The group has scanned many photos that were once on display at the museum, but they are not yet available online, he said. The photos are kept in an archive room at the Rockford City Hall.

“The biggest problem is we can’t find people that are interested in being on the museum board or taking part in it. So without people that are really interested in keeping it going, it’s kind of hopeless to try and raise money,” said Nelson. “It’s likely that there won’t be a historical society much longer.”

Nelson said the historical society has held onto wooden water pipes that were used in town for city plumbing, items that were linked to local merchants and written records.

Reams said the memories came flooding back last month when she put all of the items available for the public to look at in the basement of the prairie center during an open house. A small contingent of past employees and those affiliated with Rockford Brick and Tile took a step back in time and remembered what once was.

“They came out that night,” said Reams. “You could almost see them kind of go back. It’s just how we are when we look at a picture. You can go right back to that time and they were telling me the stories. I heard stories I haven’t even heard before.”

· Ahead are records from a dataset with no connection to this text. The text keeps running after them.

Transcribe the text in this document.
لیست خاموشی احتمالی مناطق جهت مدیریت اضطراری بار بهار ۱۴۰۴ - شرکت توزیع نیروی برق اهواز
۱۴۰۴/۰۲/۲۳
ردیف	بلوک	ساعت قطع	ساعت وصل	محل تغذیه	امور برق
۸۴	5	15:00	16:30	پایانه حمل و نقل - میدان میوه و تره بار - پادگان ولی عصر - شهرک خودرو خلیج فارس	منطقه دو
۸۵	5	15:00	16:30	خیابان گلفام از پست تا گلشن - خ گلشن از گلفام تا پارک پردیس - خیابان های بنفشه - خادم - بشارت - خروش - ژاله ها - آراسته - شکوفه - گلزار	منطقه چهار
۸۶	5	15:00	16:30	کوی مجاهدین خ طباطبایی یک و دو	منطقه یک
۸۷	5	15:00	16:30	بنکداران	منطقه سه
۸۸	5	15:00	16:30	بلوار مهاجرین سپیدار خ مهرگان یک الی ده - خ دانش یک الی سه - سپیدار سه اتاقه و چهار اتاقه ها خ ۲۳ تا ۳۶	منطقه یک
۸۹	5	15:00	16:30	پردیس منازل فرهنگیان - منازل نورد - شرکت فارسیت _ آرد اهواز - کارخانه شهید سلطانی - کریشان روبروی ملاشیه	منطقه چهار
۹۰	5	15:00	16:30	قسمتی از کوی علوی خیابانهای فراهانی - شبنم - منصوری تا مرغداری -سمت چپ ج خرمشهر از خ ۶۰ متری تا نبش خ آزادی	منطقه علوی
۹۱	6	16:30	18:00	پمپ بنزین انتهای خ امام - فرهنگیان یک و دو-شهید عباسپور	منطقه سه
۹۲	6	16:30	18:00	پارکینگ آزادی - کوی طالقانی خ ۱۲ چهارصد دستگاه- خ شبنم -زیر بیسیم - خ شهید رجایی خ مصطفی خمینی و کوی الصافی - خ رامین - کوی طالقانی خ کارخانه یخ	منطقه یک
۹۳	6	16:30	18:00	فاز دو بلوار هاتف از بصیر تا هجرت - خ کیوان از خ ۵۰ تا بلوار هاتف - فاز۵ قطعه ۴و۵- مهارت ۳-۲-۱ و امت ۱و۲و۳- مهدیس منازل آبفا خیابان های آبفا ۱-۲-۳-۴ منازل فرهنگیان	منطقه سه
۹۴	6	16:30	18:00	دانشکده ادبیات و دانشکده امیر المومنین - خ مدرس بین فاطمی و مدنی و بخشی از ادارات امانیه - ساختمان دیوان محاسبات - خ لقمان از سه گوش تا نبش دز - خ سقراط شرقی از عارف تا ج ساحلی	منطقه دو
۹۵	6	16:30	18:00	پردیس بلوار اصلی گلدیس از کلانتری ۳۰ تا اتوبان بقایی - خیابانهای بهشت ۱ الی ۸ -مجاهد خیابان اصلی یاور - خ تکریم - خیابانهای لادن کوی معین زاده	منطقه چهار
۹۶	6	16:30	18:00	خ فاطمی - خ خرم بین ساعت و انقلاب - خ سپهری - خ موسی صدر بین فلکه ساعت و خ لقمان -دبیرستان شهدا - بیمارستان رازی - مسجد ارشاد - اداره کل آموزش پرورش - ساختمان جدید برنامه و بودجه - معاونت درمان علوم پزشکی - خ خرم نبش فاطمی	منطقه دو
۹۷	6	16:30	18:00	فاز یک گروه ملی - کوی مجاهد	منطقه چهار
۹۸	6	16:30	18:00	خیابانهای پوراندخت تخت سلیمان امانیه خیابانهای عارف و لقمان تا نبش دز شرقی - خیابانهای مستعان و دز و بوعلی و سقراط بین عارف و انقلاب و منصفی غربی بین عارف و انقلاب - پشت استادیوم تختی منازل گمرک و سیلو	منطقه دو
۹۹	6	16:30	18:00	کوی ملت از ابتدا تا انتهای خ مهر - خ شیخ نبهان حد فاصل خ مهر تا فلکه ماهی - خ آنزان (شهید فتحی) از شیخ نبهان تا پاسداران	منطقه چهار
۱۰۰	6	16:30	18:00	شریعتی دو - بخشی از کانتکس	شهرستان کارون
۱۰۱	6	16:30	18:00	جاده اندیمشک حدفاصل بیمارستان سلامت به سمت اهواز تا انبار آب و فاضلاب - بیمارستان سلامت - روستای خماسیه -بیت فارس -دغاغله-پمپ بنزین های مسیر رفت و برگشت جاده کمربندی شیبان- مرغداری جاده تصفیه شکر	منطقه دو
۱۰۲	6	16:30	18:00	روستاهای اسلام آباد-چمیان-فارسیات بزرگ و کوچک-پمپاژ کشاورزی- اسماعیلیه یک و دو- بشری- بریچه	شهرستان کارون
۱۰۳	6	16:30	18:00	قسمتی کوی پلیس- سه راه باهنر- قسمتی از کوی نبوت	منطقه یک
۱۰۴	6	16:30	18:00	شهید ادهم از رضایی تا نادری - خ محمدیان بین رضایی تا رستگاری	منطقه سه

Reams said a lot of the workers were young adults and teenagers that went to work at the tile company.

“When you look at the payroll books, they went straight out of high school and worked there because it was really good money,” she added.

“We’ve already lost a lot of the people that would have worked there and a lot of that knowledge,” said Reams.

The rotating displays will help keep those memories alive.

“We’d like to make it more interactive,” said Reams.